Ellis took a deep breath. "Yes, I'll put it in writing." He jerked a thumb over his shoulder. "Now, are we going to keep these people waiting?"
Rich felt an elbow in his ribs. "Have to
what?"
whispered Chavez.
"Shoot somebody," Rich grunted. "Probably us."
"Captain Hu…"
"I'm on it."
The audience in the storage room fell silent as Captain Hu set to work, unfastening catches and then going to work with a torque wrench under Alvarez's watch. He took barely five minutes, but to Rich it felt closer to five hours.

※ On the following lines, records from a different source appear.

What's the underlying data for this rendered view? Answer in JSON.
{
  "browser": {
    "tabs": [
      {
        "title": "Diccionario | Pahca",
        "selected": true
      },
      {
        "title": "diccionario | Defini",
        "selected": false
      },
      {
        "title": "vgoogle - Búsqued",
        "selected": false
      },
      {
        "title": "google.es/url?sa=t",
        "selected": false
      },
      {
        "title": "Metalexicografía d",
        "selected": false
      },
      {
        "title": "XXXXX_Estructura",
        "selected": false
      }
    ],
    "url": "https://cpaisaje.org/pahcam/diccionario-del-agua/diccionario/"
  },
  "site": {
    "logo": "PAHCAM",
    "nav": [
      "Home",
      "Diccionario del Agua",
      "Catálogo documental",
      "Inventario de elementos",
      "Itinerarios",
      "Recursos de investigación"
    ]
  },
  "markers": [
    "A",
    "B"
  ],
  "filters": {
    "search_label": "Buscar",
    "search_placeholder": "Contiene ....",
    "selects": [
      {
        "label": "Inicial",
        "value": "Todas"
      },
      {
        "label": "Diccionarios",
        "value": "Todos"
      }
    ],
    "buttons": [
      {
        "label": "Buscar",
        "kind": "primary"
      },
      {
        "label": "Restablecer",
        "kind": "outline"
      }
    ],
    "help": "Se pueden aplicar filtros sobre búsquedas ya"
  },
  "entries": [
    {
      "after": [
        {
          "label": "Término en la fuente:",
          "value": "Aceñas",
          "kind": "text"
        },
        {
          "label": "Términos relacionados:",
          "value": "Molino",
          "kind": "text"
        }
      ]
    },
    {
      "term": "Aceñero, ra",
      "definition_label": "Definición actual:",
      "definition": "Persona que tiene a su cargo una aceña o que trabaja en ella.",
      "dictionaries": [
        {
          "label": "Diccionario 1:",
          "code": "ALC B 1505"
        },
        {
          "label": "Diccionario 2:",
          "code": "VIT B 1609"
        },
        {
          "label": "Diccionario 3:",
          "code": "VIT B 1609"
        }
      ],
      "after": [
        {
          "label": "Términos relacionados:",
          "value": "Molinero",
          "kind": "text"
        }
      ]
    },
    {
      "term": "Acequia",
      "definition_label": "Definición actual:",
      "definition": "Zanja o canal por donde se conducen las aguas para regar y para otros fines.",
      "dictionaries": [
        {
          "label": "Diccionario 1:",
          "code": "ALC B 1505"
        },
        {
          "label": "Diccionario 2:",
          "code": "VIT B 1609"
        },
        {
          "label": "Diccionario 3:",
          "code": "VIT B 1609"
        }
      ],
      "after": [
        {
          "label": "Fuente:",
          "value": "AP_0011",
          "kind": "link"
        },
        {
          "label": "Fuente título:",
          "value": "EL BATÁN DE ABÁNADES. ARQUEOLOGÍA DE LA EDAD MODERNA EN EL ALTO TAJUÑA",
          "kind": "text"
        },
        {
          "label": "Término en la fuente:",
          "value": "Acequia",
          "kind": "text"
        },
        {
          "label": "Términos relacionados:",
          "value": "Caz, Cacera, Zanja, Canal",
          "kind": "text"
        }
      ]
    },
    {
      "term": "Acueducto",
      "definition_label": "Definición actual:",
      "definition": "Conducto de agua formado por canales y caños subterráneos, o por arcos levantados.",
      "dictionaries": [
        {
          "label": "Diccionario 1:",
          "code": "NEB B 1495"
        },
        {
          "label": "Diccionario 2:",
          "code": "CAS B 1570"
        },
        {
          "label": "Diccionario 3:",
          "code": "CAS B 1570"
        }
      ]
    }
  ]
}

Finally, the lid of the carrier came free.
"Well?" asked Ellis.
Hu held the carrier open as Alvarez reached down and pulled. "We've got an empty quiver," he said laconically, and held up his catch: an object which, from the way he held it, had to be unusually heavy. "Unless we've taken to storing lead bricks in nuclear weapon carriers…"
The transportation of mobile phones-let alone camera phones-into the secure areas of Pantex was more than slightly discouraged. Rich stayed with the crowd scene for the next two hours, as the inspectors ripped through the other eleven storage cells in the facility with increasing desperation. Then, with the final tally-six H-912s filled with the sleeping FADM lightweight nukes, six H-912s empty but for lead bricks and a slip of red paper taped inside the inspection window-he slipped outside.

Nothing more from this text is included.